Credit: PixScience.fr/ Grégoire Cirade.

But the ambit is not as simple as just attaching photovoltaic panels to a weather balloon, and then sending it sky high. Rather the solar balloon is envisioned as more collective system that will also utilize hydrogen as the ‘energy vector’. In other words, the airborne solar power system will be endowed with the capacity to obtain hydrogen via electrolysis (from the ‘extra’ solar electricity produced during the day). This procured hydrogen in turn can be recombined with oxygen in a fuel cell for electricity generation during the night. Furthermore, some of the hydrogen can also be used to inflate the solar balloons and keep them aloft – thus alluding towards a self-sustaining mechanism.
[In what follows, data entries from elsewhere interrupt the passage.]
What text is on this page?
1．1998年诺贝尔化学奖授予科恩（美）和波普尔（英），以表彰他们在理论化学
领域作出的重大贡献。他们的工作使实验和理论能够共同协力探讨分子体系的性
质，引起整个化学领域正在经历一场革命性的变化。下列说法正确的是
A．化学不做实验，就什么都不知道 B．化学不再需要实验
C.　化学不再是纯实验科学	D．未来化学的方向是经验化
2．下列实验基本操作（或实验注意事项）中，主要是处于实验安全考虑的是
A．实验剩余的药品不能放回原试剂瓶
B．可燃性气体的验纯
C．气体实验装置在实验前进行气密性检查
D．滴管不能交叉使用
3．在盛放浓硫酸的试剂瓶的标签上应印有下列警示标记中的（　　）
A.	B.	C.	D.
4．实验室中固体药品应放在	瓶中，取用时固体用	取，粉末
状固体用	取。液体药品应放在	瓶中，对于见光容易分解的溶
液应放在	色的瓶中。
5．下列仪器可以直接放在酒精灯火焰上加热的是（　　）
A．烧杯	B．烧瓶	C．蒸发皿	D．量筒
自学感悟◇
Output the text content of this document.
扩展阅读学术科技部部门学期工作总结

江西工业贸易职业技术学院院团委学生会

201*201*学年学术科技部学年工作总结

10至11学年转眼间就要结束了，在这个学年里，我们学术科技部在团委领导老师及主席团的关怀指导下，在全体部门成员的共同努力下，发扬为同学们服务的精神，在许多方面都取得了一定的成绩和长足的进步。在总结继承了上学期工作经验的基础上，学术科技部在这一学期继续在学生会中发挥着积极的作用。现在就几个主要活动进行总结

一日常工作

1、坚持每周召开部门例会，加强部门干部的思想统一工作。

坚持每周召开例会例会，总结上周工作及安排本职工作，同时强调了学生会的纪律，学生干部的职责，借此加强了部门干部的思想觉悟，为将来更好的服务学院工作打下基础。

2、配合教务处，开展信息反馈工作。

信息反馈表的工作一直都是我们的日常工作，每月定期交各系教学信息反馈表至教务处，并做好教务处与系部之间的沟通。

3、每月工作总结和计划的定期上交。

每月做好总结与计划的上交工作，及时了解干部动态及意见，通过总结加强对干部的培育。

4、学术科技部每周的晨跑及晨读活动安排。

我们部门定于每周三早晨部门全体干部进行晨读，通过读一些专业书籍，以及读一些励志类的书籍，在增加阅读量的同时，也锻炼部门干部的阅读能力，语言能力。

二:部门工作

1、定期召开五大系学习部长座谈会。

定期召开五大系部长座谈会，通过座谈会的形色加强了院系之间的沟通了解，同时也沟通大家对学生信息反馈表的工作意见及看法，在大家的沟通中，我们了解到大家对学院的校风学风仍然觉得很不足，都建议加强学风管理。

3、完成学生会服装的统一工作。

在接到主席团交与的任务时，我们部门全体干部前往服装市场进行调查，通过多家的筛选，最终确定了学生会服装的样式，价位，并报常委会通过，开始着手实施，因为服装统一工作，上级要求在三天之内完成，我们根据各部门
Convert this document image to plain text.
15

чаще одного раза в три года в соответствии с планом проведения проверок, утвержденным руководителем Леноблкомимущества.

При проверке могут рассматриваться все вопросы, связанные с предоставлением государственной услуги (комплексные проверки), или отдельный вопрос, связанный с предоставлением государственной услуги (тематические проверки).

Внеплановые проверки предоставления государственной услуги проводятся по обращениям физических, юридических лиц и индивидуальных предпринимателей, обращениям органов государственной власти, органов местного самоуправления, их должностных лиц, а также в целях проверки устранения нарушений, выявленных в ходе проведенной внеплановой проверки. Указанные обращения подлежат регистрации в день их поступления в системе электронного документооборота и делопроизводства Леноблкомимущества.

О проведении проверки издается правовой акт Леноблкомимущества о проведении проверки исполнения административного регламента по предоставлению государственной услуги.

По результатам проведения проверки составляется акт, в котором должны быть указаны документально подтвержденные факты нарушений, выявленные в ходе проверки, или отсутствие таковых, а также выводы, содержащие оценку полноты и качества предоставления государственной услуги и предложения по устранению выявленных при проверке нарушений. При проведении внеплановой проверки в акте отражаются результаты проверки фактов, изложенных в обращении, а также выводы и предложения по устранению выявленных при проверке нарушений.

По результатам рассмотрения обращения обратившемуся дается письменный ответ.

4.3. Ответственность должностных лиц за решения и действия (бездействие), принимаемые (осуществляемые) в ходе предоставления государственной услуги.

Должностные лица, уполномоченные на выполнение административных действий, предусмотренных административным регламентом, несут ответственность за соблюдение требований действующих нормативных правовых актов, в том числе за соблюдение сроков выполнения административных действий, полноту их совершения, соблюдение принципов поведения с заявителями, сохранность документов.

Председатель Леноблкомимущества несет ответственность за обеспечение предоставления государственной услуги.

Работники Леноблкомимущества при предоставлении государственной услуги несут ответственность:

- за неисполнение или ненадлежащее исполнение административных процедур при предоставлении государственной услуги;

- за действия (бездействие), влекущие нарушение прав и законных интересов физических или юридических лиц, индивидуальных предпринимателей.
Guillemoles further added –

A moored high-altitude balloon of reasonable size could store about 10 days equivalent of its own solar electricity production, which is more than enough to meet energy needs overnight, until production resumes in the morning. Reducing structural and installation costs, ensuring high conversion efficiency and providing nearly round-the-clock access to an abundant power supply would help prove that clean energy can cost less to produce than coal-fired electricity.

Of course in the present circumstance, the solar balloons are still in their conceptual stage. But the good news is, the researchers are working towards contriving a fully working prototype within just two years. Now whether this technological scope (with its paraphernalia tethers and cables) can compete with ground-based solar power costs in two years, is a question for yet another day. But one can’t deny the sheer potential of an airborne solar power system that will not only eschew the need for enormous ground coverage but also save money when it comes to manufacturing of hundred million tons of glass needed for conventional photovoltaic cells.